Sürdürülebilirliği her boyutuyla ele alabilmek adına, Birleşmiş Milletler Küresel İlkeler Sözleşmesi’nin imzacısı olarak, stratejilerimizde ve operasyonlarımızda çevreyi koruma, işçi hakları, insan hakları ve yolsuzlukla mücadele konularındaki evrensel ilkelere bağlılığımızı hayata geçen uygulamalarımız ile hem çalışanlarımıza hem de topluma gösteriyoruz.

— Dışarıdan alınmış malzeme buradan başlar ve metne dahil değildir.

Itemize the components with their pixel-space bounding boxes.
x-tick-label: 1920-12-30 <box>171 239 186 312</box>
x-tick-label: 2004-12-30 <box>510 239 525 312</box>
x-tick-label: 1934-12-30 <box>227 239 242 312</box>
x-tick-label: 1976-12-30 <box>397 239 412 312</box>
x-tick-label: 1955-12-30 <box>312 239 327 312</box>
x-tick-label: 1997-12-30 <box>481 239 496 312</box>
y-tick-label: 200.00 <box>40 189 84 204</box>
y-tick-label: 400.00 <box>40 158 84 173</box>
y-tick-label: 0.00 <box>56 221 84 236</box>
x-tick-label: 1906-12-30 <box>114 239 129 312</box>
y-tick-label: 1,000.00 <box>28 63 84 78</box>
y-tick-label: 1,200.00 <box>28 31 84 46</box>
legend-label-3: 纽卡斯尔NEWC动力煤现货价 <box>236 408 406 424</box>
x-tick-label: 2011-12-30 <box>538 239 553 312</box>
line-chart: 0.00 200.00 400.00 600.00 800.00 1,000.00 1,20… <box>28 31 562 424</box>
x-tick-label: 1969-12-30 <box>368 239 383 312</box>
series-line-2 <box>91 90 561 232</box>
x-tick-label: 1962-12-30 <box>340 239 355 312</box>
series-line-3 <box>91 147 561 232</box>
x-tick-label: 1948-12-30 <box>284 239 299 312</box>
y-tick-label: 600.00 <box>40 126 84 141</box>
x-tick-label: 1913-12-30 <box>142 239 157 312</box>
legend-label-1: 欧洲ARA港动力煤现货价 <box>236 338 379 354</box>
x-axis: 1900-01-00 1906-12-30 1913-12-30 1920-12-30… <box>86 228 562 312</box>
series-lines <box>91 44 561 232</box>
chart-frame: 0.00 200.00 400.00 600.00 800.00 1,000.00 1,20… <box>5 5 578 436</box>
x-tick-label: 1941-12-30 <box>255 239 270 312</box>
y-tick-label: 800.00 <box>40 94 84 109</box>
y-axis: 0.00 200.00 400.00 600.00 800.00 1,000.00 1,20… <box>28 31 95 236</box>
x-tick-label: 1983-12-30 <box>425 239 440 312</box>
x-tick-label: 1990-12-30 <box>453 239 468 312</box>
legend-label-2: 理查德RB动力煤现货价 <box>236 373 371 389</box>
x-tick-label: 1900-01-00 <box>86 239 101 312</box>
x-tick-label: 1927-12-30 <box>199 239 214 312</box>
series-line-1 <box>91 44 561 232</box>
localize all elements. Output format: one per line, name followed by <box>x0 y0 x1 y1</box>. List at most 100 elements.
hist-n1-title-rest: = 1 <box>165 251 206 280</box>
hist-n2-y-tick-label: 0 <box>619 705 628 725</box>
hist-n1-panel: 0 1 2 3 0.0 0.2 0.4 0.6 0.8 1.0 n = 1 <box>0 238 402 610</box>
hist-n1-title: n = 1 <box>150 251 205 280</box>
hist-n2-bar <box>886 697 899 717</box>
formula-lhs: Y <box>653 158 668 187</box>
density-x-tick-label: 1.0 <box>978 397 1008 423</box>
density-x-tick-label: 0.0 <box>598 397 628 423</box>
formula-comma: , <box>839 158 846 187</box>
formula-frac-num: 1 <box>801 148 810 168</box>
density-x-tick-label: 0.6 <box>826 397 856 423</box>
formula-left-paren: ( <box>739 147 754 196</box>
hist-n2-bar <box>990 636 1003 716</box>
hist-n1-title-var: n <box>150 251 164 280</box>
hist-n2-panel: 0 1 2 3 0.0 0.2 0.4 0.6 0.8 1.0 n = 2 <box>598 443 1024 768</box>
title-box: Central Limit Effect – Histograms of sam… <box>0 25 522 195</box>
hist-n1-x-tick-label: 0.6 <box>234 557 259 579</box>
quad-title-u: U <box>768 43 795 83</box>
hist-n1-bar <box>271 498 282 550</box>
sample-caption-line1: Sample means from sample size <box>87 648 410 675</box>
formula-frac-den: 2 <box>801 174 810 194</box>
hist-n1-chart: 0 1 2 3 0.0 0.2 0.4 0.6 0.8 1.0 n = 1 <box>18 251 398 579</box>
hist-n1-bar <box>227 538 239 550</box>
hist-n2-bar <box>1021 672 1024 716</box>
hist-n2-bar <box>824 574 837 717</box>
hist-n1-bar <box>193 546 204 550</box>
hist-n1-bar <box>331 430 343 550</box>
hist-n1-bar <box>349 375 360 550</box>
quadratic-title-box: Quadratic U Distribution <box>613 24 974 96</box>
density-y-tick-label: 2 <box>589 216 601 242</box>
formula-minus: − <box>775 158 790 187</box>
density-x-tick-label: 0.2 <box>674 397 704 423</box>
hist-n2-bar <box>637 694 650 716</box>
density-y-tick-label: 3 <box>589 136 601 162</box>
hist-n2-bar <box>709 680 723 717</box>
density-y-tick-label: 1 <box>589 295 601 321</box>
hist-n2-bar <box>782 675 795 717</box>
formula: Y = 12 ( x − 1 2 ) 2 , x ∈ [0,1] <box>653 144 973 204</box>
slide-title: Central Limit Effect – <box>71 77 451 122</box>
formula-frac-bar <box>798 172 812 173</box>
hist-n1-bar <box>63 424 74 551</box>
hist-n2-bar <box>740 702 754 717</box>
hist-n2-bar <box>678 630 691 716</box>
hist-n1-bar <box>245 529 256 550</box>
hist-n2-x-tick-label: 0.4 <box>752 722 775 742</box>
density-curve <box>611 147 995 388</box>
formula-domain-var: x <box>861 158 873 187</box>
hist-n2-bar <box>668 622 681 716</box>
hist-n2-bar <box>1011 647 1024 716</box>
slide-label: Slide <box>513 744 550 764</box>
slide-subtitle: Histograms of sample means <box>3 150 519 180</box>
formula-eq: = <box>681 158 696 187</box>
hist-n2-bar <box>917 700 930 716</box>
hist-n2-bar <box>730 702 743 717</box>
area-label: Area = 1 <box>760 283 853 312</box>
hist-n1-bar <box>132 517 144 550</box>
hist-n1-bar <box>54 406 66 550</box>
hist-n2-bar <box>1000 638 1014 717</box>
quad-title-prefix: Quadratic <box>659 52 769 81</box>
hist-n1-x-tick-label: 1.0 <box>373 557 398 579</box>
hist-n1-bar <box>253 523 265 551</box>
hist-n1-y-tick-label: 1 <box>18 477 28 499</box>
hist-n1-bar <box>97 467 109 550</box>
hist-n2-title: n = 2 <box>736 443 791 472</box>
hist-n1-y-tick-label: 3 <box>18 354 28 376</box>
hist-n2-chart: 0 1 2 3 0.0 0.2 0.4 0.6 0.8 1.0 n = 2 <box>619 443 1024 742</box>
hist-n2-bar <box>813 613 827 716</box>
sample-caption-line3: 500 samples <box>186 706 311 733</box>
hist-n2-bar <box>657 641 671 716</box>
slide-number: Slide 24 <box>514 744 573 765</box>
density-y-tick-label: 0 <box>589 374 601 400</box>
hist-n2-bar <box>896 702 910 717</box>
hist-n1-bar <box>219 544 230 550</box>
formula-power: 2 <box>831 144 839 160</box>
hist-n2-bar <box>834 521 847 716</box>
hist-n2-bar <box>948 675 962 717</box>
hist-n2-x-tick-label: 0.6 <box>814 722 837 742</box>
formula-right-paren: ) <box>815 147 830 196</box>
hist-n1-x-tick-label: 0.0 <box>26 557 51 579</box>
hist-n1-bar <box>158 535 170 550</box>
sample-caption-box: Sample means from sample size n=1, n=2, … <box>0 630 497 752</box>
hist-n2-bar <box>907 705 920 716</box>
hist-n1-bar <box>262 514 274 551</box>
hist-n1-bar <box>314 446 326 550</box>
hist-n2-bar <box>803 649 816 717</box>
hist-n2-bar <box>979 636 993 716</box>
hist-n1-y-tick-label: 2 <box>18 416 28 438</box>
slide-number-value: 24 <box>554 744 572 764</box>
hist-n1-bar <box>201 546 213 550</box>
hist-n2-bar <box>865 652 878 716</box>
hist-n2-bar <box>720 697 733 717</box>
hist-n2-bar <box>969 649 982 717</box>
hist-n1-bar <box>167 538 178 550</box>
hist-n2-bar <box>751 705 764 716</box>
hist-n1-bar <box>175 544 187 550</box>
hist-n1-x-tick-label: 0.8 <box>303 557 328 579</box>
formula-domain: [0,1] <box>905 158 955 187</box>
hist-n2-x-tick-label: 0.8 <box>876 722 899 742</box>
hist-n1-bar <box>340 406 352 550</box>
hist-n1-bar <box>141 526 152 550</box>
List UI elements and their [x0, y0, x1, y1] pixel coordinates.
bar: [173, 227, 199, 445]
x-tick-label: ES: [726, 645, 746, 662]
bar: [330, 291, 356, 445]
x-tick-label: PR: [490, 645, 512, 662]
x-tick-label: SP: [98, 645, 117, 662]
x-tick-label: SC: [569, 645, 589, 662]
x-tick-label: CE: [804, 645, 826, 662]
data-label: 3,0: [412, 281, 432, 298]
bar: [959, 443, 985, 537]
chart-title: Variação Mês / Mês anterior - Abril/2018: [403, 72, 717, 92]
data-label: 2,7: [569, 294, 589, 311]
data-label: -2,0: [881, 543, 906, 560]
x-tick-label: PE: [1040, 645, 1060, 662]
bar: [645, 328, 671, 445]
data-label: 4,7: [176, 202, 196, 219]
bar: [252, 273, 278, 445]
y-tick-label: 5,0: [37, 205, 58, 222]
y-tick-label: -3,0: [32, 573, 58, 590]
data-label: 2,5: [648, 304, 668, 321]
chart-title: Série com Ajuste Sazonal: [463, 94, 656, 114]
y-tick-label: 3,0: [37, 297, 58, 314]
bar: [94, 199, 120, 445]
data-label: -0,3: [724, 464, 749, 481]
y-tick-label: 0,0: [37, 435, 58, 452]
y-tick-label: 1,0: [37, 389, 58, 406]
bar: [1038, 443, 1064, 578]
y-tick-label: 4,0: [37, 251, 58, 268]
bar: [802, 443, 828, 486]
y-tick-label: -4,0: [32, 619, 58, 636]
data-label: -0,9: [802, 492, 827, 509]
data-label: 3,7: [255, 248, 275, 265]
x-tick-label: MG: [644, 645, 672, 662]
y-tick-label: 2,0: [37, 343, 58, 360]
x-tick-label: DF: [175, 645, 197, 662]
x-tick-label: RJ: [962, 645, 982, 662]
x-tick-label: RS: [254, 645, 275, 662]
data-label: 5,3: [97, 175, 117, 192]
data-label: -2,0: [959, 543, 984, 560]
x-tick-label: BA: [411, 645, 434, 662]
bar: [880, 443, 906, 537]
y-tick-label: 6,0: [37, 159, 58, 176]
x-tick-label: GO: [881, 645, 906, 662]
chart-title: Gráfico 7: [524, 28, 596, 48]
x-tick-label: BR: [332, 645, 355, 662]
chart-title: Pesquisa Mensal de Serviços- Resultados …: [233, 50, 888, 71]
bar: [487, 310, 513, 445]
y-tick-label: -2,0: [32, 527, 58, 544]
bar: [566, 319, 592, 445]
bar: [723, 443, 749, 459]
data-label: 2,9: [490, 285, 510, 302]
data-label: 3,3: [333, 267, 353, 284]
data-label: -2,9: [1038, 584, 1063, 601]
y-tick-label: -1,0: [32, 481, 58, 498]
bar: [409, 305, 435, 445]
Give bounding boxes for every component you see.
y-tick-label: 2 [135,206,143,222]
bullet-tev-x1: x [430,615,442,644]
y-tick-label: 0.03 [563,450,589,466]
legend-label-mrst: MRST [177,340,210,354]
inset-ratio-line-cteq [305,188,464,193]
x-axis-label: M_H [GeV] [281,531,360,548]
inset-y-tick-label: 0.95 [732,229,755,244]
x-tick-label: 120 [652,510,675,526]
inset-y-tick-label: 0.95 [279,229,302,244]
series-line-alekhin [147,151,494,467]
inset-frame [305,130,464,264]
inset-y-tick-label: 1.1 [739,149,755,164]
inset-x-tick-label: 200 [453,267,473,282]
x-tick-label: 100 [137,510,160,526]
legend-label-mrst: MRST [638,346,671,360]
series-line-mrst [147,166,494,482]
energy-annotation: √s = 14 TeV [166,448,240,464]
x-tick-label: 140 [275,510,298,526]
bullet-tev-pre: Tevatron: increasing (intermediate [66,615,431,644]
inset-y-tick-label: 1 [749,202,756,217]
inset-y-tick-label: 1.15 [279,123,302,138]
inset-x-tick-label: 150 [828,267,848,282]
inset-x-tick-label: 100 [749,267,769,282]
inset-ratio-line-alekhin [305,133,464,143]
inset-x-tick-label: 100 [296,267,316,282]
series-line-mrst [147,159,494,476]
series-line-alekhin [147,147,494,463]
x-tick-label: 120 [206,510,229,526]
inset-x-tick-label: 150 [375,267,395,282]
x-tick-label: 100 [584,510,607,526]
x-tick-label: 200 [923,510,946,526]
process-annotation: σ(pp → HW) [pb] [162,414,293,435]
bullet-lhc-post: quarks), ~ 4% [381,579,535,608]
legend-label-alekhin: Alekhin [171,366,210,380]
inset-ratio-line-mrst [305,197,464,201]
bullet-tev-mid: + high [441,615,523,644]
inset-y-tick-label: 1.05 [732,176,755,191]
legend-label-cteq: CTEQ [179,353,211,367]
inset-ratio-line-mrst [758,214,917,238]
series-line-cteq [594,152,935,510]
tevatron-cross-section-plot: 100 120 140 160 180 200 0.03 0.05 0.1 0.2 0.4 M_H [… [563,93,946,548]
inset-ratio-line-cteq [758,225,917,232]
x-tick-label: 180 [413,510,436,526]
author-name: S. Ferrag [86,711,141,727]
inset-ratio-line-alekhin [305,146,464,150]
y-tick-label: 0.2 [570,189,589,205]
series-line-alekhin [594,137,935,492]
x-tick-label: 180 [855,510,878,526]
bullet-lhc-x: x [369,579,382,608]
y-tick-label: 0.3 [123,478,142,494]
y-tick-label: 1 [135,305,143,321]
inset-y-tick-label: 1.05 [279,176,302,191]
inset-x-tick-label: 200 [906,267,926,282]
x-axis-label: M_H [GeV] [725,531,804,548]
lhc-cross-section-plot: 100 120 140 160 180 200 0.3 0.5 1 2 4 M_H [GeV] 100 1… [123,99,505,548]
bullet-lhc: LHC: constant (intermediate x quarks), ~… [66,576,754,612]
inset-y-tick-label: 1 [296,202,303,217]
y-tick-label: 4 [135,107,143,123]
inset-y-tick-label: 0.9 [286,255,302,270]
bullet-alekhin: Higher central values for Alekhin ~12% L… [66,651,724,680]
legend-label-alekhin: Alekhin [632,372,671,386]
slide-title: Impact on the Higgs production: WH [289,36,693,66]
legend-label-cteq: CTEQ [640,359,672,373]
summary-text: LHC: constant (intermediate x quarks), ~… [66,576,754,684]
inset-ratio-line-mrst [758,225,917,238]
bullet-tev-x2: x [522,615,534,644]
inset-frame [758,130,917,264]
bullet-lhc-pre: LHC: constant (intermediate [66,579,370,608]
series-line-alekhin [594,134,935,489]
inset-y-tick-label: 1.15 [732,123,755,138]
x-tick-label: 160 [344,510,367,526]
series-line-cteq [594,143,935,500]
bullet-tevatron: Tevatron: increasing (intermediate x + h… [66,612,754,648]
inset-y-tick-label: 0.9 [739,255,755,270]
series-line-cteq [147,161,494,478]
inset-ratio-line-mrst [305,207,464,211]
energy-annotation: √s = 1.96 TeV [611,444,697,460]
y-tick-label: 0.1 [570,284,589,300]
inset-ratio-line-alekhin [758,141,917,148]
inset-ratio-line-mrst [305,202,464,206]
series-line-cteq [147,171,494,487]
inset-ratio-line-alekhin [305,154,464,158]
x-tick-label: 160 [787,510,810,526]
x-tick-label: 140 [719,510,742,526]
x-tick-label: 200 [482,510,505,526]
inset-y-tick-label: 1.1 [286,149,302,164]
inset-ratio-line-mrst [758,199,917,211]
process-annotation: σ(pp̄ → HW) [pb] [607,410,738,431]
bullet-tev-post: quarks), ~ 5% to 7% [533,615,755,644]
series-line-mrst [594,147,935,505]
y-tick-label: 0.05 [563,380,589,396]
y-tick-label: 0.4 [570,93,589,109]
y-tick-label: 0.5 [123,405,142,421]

Toplum için yarattığımız etkinin farkında olarak hem iş süreçlerimizde hem de hizmetlerimizde çeşitlilik, eşitlik ve kapsayıcılık bakış açımızı odağımızda tutuyoruz. 2023 yılında ‘Bloomberg Cinsiyet Eşitliği Endeksi’ne Türkiye’den dahil olan 12 şirketten biri olduk. 2019 yılından beri WEPs-Kadının Güçlendirilmesi Prensiplerinin imzacısı bir şirket olarak 2023 yılında UN Women (Birleşmiş Milletler Kadın Birimi) tarafından yürütülen ‘Sözden Eyleme WEPs’ projesine katılan 10 şirket arasında yer aldık. Çeşitlilik, eşitlik ve kapsayıcılık platformumuz olan ‘Sensiz Olmaz’ kapsamında yürüttüğümüz çalışmalarımızla iş yerindeki herkes için fırsat eşitliğini hedefliyoruz.

Geride hiç kimseyi bırakmayan ve sürdürülebilirliği çevresel, sosyal, ekonomik her boyutuyla ele alan bakış açımız ile çalışmaya ve bir dönüşümü başarmaya devam edeceğiz.” dedi.